On March 30th, 2020, the Secretary of State for Health and Social Care gave approval to a change permitting women to self-administer both abortion pills at home. This temporary approval was made in the context of the Covid-19 pandemic and the need to restrict travel and clinic visits.
On March 21st, anticipating this approval, the Royal College of Obstetricians and Gynaecologists (RCOG) issued guidelines to be used in the provision of abortion services during the Covid-19 pandemic. This screenshot shows the changes recommended to minimise Covid-19 exposure for women and providers.
In an earlier post I noted the public health mandate for these changes, but also noted the need for an ongoing evaluation of the impact.
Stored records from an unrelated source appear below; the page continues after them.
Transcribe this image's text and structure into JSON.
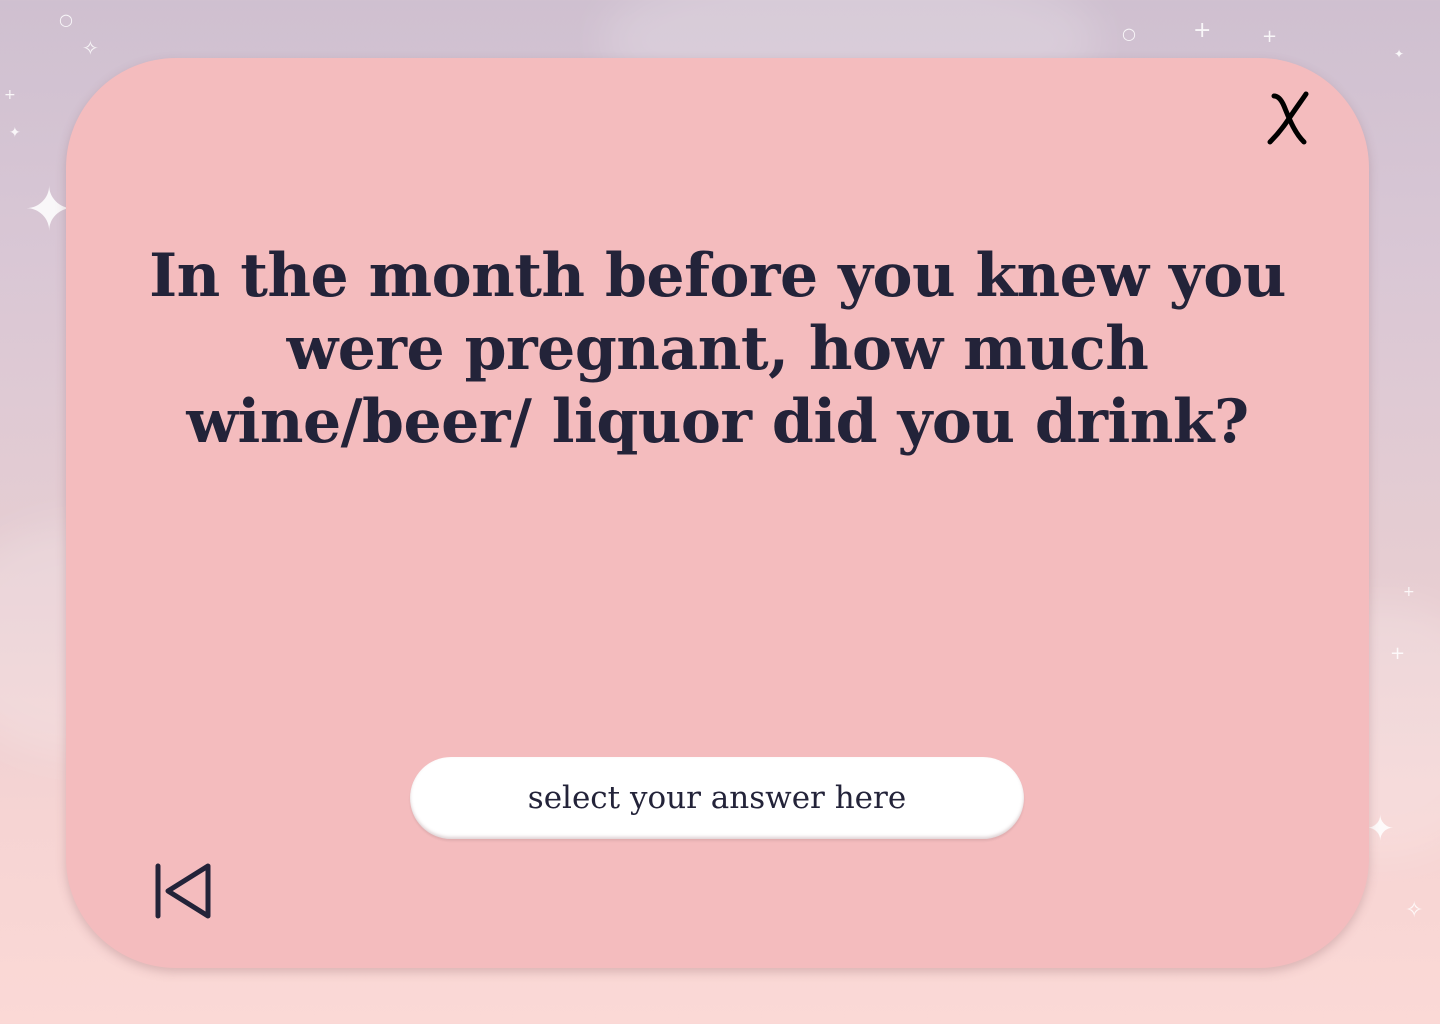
{
  "question": {
    "text": "In the month before you knew you were pregnant, how much wine/beer/ liquor did you drink?"
  },
  "answer": {
    "placeholder": "select your answer here"
  },
  "icons": {
    "close": "close-icon",
    "back": "skip-back-icon"
  },
  "colors": {
    "card": "#f4bcbe",
    "text": "#232339",
    "answer_bg": "#ffffff"
  }
}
It is now eight weeks since the approval came into effect and I am making the following projections based on the 2018 data which are the latest published by the DHSC.
- 24,000 women will have presented at <10 weeks gestational age and requested a termination of pregnancy.
- Of these, some 9,500 will have noticed the differences in how the service is being provided now compared to when they last had an abortion. They will have noted that the clinic visit is no longer required and a few of the steps which they previously followed are no longer part of their client journey towards an abortion. There was no ultrasound scan and so they were asked to self-assess the GA of their pregnancy based on their recall of LMP.
- Perhaps as many as 1,600 will have discovered that the surgical procedure, which they had chosen the last time, was either not offered or not so easily accessible due to clinic closures and the Covid-19 lockdown restrictions on travel.
- Based on the most optimal outcome projections, for some 750 women their abortion will not have been complete after taking the prescribed treatment. They will either have needed to take the additional dose of misoprostol provided in the treatment pack or travelled to a clinic for surgical intervention.